The question has divided, bedeviled and publicly hounded the town’s officials and residents without a final resolution since those ballots were cast.

On Tuesday, the West Virginia Supreme Court heard oral arguments over an appeal of a Jefferson County Circuit Court judge’s order to count the votes on the four contested ballots. The state’s highest court is poised to potentially resolve the dispute, possibly as soon as next month.

If all of the possible votes on the four ballots are counted, six candidates have a chance to either win or retain a council seat in the sharply competitive election.

In oral arguments in the case streamed live over the internet, Supreme Court justices cited some case law but mostly asked questions about the primary issue of whether the four voters who cast the contested ballots should have their votes counted due to address errors made at the West Virginia Department of Motor Vehicles office in Kearneysville.

The address errors mistakenly add “West” to each of the four voters Washington Street mailing address, causing those voters to be registered incorrectly in the neighboring voting precinct for Bolivar residents. The errors prevented the four voters from appearing in Harpers Ferry poll book of qualified voters on Election Day.

Three current Harpers Ferry Town Council members are arguing — contrary to legal opinions of Jefferson County Judge Debra McLaughlin and West Virginia Secretary of State Mac Warner, the state’s highest election official—that the votes on the provisional ballots shouldn’t count because those voters were not “duly registered” for the election.

Charleston attorney Ryan Donovan, who is representing the town officials appealing McLaughlin’s order for town officials to count the provisional ballots, maintained that the four town voters did not properly follow the rules to register as voters.

“In order to understand the burden you have to walk through the various steps because the burden changes at the various steps,” Donovan told the Supreme Court justices. “The very first burden is on the citizen to follow the rules and register correctly.”

Chief Justice Tim Armstead pointed out to Donovan how several laws and court rulings set the standard that deciding election disagreements should tip in favor enfranchising voters over disenfranchising voters.

“If the word ‘West’ had not been included, whether that is at the DMV … we probably wouldn’t be here would we?” the justice asked.

Donovan said how the error was made is material to whether the voters should be allowed to vote in the election. “We don’t know how that error allegedly transpired, and that goes to the very heart of what the standard of review here is in this case and should dictate the outcome,” he responded.
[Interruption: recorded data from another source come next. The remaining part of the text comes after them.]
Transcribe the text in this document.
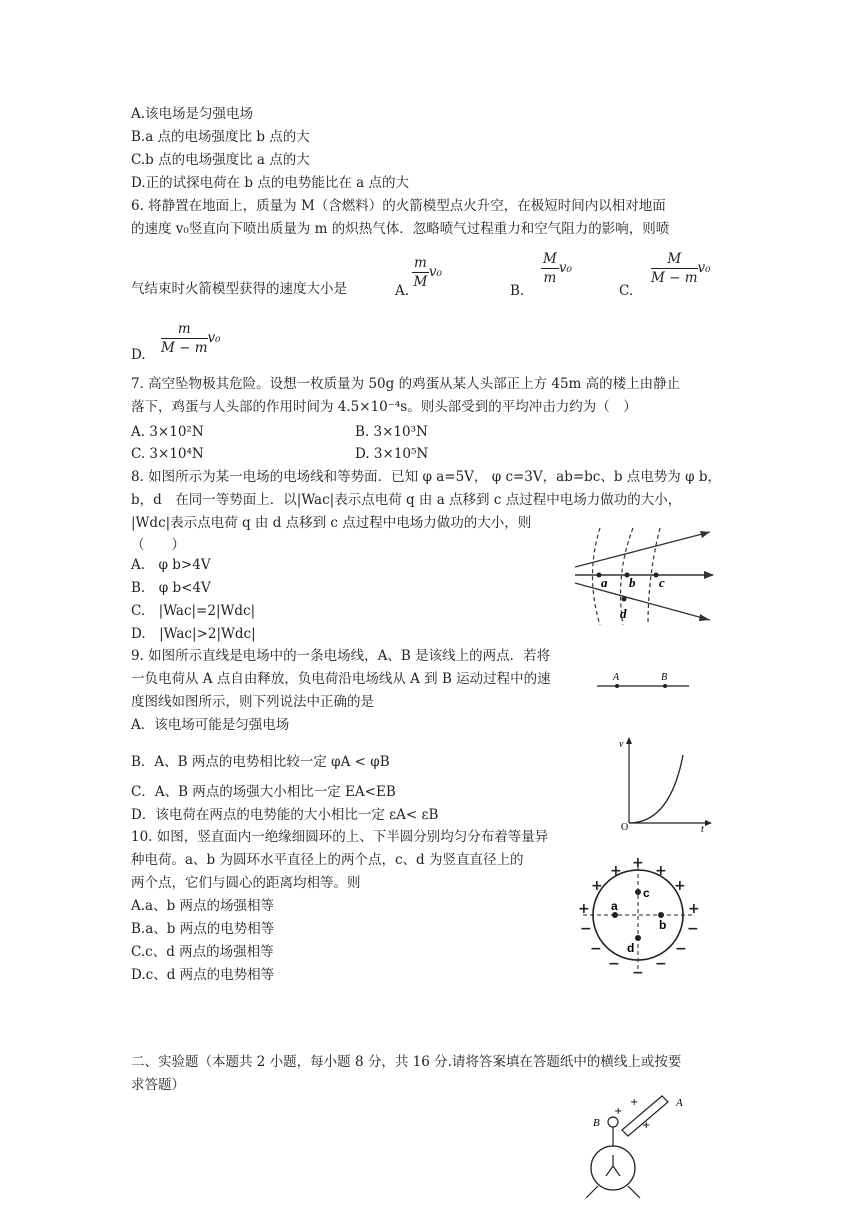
A.该电场是匀强电场
B.a 点的电场强度比 b 点的大
C.b 点的电场强度比 a 点的大
D.正的试探电荷在 b 点的电势能比在 a 点的大
6. 将静置在地面上，质量为 M（含燃料）的火箭模型点火升空，在极短时间内以相对地面
的速度 v₀竖直向下喷出质量为 m 的炽热气体．忽略喷气过程重力和空气阻力的影响，则喷
气结束时火箭模型获得的速度大小是	A. $\frac{m}{M} v_0$
B.
$\frac{M}{m} v_0$
C.
$\frac{M}{M - m} v_0$
D. $\frac{m}{M - m} v_0$
7. 高空坠物极其危险。设想一枚质量为 50g 的鸡蛋从某人头部正上方 45m 高的楼上由静止
落下，鸡蛋与人头部的作用时间为 4.5×10⁻⁴s。则头部受到的平均冲击力约为（　）
A. 3×10²N	B. 3×10³N
C. 3×10⁴N	D. 3×10⁵N
8. 如图所示为某一电场的电场线和等势面．已知 φ a=5V， φ c=3V，ab=bc、b 点电势为 φ b，
b，d　在同一等势面上．以|Wac|表示点电荷 q 由 a 点移到 c 点过程中电场力做功的大小，
|Wdc|表示点电荷 q 由 d 点移到 c 点过程中电场力做功的大小，则
（　　）
A.　φ b>4V
B.　φ b<4V
C.　|Wac|=2|Wdc|
D.　|Wac|>2|Wdc|
a b c
d
9. 如图所示直线是电场中的一条电场线，A、B 是该线上的两点．若将
一负电荷从 A 点自由释放，负电荷沿电场线从 A 到 B 运动过程中的速
度图线如图所示，则下列说法中正确的是
A．该电场可能是匀强电场
B．A、B 两点的电势相比较一定 φA < φB
C．A、B 两点的场强大小相比一定 EA<EB
D．该电荷在两点的电势能的大小相比一定 εA< εB
A	B
v
O	t
10. 如图，竖直面内一绝缘细圆环的上、下半圆分别均匀分布着等量异
种电荷。a、b 为圆环水平直径上的两个点，c、d 为竖直直径上的
两个点，它们与圆心的距离均相等。则
A.a、b 两点的场强相等
B.a、b 两点的电势相等
C.c、d 两点的场强相等
D.c、d 两点的电势相等
+
+ +
+	+
+	+
−	−
−	−
−	−
−
a
b
c
d
二、实验题（本题共 2 小题，每小题 8 分，共 16 分.请将答案填在答题纸中的横线上或按要
求答题）
A
+
+
+
B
Donovan said voters don’t have the entire burden to prove whether their voting registrations are valid. But he said voters have a responsibility, supported in state law, to follow the proper procedures to ensure that they’re registered to vote. Failing to be property registered to vote in an election does not amount to a technical error, he said.

“They received the voter registration card, as we all do, that tells them where and what precinct they’re registered,” Donovan said of the four voters. “It would have been easy to see on the face of that they were not registered at the correct precinct.”
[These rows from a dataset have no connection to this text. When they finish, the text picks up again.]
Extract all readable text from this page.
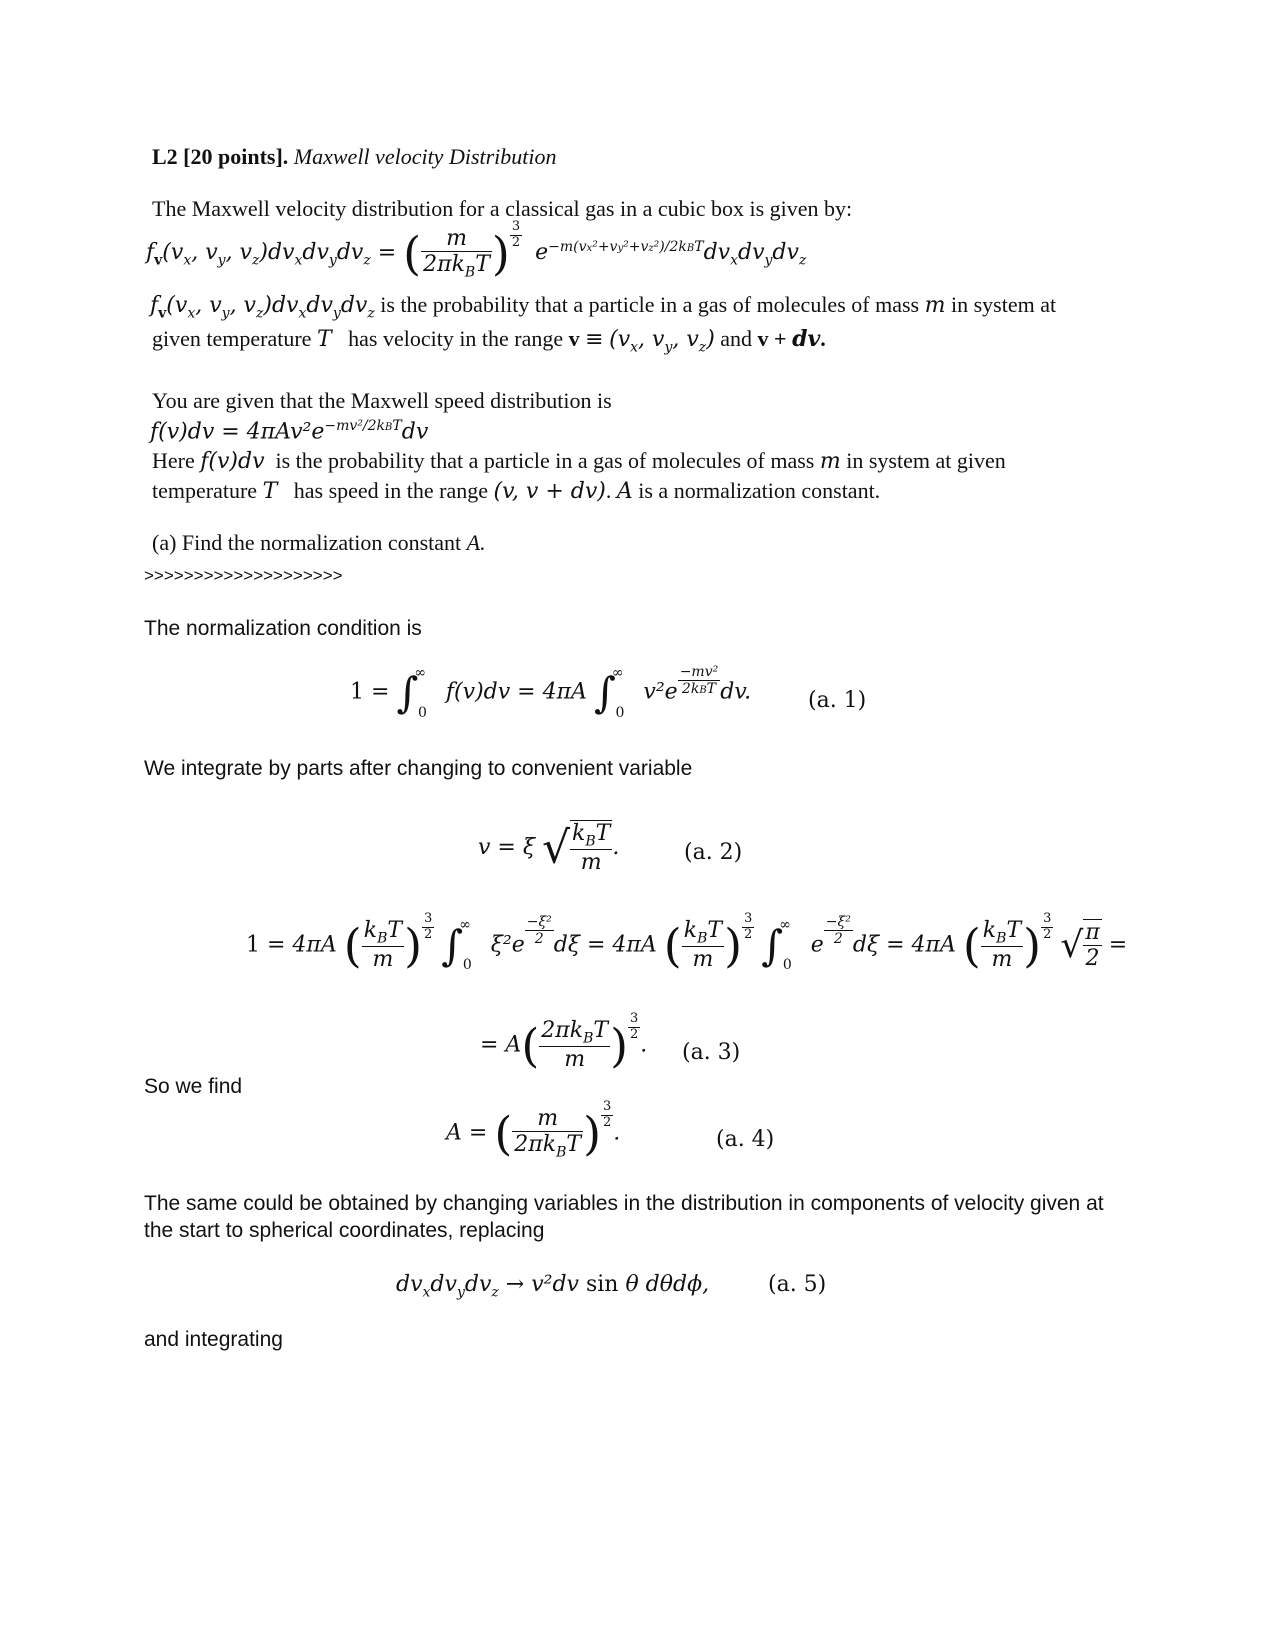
L2 [20 points]. Maxwell velocity Distribution
The Maxwell velocity distribution for a classical gas in a cubic box is given by:
$f_v(v_x$, $v_y$, $v_z)dv_xdv_ydv_z$ = ( $\frac{m}{2\pi k_BT}$ ) $\frac{3}{2}$
$e^{-m(vx^2+vy^2+vz^2)/2kBT}dv_xdv_ydv_z$
$f_v(v_x$, $v_y$, $v_z)dv_xdv_ydv_z$ is the probability that a particle in a gas of molecules of mass m in system at
given temperature T has velocity in the range $v \equiv (v_x$, $v_y$, $v_z$) and v + dv.
You are given that the Maxwell speed distribution is
$f(v)dv = 4\pi Av^2e^{-mv^2/2kBT}dv$
Here f(v)dv is the probability that a particle in a gas of molecules of mass m in system at given
temperature T has speed in the range (v, v + dv). A is a normalization constant.
(a) Find the normalization constant A.
>>>>>>>>>>>>>>>>>>>>
The normalization condition is
$1 = \int^\infty_0$ f(v)dv = 4πA $\int^\infty_0$ $v^2e \frac{\text{−mv²}}{\text{2kBT}}$ dv.	(a. 1)
We integrate by parts after changing to convenient variable
v = ξ √ $\frac{k_BT}{m}$ .	(a. 2)
1 = 4πA ( $\frac{k_BT}{m}$ ) $\frac{3}{2} \int^\infty_0$ $\xi^2e \frac{\text{−ξ²}}{2}$ dξ = 4πA ( $\frac{k_BT}{m}$ ) $\frac{3}{2} \int^\infty_0$ e $\frac{\text{−ξ²}}{2}$ dξ = 4πA ( $\frac{k_BT}{m}$ ) $\frac{3}{2}$ √ $\frac{\pi}{2}$ =
= $A( \frac{2\pi k_BT}{m}$ ) $\frac{3}{2}$
. (a. 3)
So we find
A = ( $\frac{m}{2\pi k_BT}$ ) $\frac{3}{2}$
.	(a. 4)
The same could be obtained by changing variables in the distribution in components of velocity given at
the start to spherical coordinates, replacing
$dv_xdv_ydv_z \to v^2dv$ sin θ dθdϕ,	(a. 5)
and integrating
Greg Bailey, the Charles Town attorney, representing Harpers Ferry council candidates Nancy Case and Deborah McGee, who have fought for 11 months to have the provisional ballots counted, challenged Donovan’s interpretation of the law and the record.

State law is clear in requiring election officials to overlook technical errors that would deny votes cast by otherwise valid voters, Bailey said. The address errors amount to such errors that the voters did not cause, he said.

Town officials fighting the circuit court order seized upon an ambiguous flowchart guide from the Secretary of State’s Office to justify their decision to reject the ballots of voters who were clearly town residents.

“They’re [Harpers Ferry officials] doing everything they can do to put the burden on the voters to prove that they had a right to vote,” Bailey said.

“This is actually akin to voter suppression,” he said. “They’re going to do everything they can, even though they know these people are citizens, not to count the votes, and we just ask the court not to stand for that.”